During stay-at-home orders, the internet has been a lifeline for many. In addition to using social media, lots of people are taking classes or researching topics, many with a religious bent.
Here's some of what people are learning about online:
On the in-depth end of the spectrum, the Homebrewed Christianity podcast at trippfuller.com is offering “The Rise of Bonhoeffer: Ethics & Empire in a Post-Truth Era.”
Dietrich Bonhoeffer was a pastor and theologian in Germany during the time of Adolf Hitler. He was imprisoned and executed for his stance against Hitler and the Nazis.
His books — "Cost of Discipleship," which encouraged people to move away from a comfortable religion and to radical following of Jesus Christ; "Life Together," about Christian community; and "Letters and Papers from Prison" — are still classic reading for many Christians. Visit christianitytoday.com/history/people/martyrs/dietrich-bonhoeffer.html for a short biography.
“Each of the elements are intended to provide all the resources necessary for the engaged nerd like yourself to wrestle deeply with a powerful thinker like Dietrich Bonhoeffer,” according to a description of the five-week online forum.

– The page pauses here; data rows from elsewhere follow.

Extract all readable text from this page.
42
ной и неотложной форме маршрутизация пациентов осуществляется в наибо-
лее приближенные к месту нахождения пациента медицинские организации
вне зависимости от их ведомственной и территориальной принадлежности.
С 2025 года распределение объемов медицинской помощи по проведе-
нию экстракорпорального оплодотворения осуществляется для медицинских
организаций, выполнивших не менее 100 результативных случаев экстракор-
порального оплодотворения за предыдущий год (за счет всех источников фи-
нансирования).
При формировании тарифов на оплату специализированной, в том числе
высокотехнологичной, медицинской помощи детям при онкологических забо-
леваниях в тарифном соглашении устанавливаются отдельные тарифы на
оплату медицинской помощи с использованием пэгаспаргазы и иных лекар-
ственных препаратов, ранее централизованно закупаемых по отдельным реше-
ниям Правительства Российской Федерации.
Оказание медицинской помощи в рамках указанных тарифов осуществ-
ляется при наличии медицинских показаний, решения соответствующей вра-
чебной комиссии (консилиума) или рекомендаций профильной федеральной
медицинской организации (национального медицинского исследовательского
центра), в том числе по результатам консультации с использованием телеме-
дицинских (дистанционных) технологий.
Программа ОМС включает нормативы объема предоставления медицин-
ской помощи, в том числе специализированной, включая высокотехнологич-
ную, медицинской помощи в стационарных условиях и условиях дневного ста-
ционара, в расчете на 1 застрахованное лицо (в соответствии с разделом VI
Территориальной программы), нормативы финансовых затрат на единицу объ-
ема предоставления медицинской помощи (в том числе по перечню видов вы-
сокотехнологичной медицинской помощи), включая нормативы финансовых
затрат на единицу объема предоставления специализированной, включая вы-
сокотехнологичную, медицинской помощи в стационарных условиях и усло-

Theological ethicist Jeffrey C. Pugh will give a lecture each week, then he and host Tripp Fuller will discuss it. The class is invited to a private group page for more conversation. Readings will come from five of Bonhoeffer’s books.
Visit homebrewedchristianity.lpages.co/riseofbonhoeffer/ to sign up. The course is offered on a donation basis. People are also encouraged to help sponsor others. Sessions are at 4 p.m. Tuesdays and start June 2. The lectures will also be sent by email to registered participants as well as on the livestream.
Bible reading for children
How about a Bible reading plan for children?
Kids Beach Club, a ministry that tries to reach every third- through sixth-grade student through an after-school program, started its summer Bible reading program on May 24 at kidsbeachclub.org/srp.
This Hang 10 plan offers weekly PDFs and videos taking children through the Bible in sections, such as the Books of Law or the Prophets, in 10 minutes a day. There is also a PDF that offers the entire reading plan in one download.
The program itself is free, but some activities are keyed to the KBC Explorer’s Study Bible, which is for sale on its site.
When to open church
Thom S. Rainer recently wrote on the Church Answers blog about why church members are disagreeing about when to restart in-person services.
The five answers are short, but if you want a summary, he reminds leaders: “You can’t please everyone all the time.” He tells them to do what they think is best.